Having just watched ‘Around the world in 80 days’, a BBC serial starring David Tennant, I must admit to a tinge of envy when I read about Zara Rutherford's journey. I learned to fly single-engine aircraft at Oxford Airport at the age of 23, and I know the exhilaration - and sense of intense challenge - from that moment when the instructor steps out of the aircraft for the first time, and all of a sudden you're 500 feet up, on your own: no-one but you can get that plane down again safely.

I have also planned a virtual ‘around the world’ journey - which I know I will never make - travelling on land and sea using the shortest sea crossings. As Zara Rutherford explains, the world is full of challenges, both natural and geo-political; it is an astonishing achievement to actually circumnavigate it, particularly in a light aircraft.

There are over 800,000 19 year-olds in the United Kingdom, and many are experiencing tough times coping with the impact of the virus on their higher education. That's why many have chosen to take a gap year and to enjoy building their experience of the world, seeing things and meeting people which they would be unlikely to do later.

Finance is a challenge for many families who would wish their young to have these gap year experiences. There are plenty of opportunities to take on casual work at present to earn the money, but it can take quite a while to build up the necessary funds at minimum wage levels.

So, that's another reason why Child Trust Fund money comes at such an important time. After nearly twenty years of investment growth on top of the Government’s initial payments of £250 (or £500 for low-income families) the average account for an 18-19 year-old is worth well over £1000. The challenge is that, for the majority of young adults, they don't know anything about the existence of this account.

So far there are over half a million 18-19 year-olds across the United Kingdom who have not claimed their money, worth a total of over £0.75 billion.

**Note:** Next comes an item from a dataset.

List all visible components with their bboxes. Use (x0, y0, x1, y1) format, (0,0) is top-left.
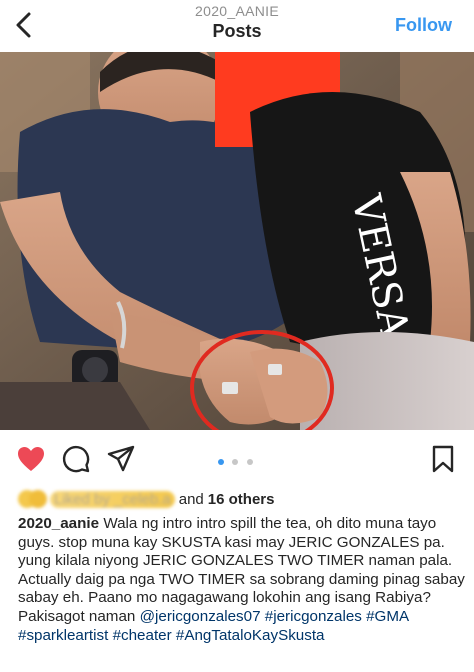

Just at the time when they could really use these funds to take advantage of the opportunities of early adulthood, that money risks heading towards dormancy.

That's why The Share Foundation is working so hard to connect young people with their accounts and, in 2022, we're asking anyone in a position to speak with 18-19 year-olds (born in the United Kingdom from 1st September 2002) to use the videos and working script below in order to let them know how to find their money:

If you can help us to get the word out, please consider becoming a CTF Ambassador; or, to find out more, please contact The Share Foundation on 01296-310400.

Being the daughter of two pilots, Zara Rutherford had a major opportunity to set out on a flying career: she got her licence to fly when she was just 17. For other people, there are so many other things to do - there's no shortage of opportunities.

Due to my early interest in flying, I was particularly interested to read Antoine de Ste. Exupery’s book ‘Wind, Sand and Stars’ in my early 20s: as a pilot between the two world wars, many of his experiences would resonate with Zara Rutherford. However it’s the epilogue of that book that provides a striking example of what it means to become aware of the huge opportunities for young people but, at the same time, the risk of seeing those opportunities squashed by inheriting the cycle of deprivation within which so many have spent their early years. It’s been the concluding paragraphs of that epilogue which have shaped much of my working life.

And that's why inter-generational rebalancing is such a key part of our quest for egalitarian capitalism; we're determined to see it happen.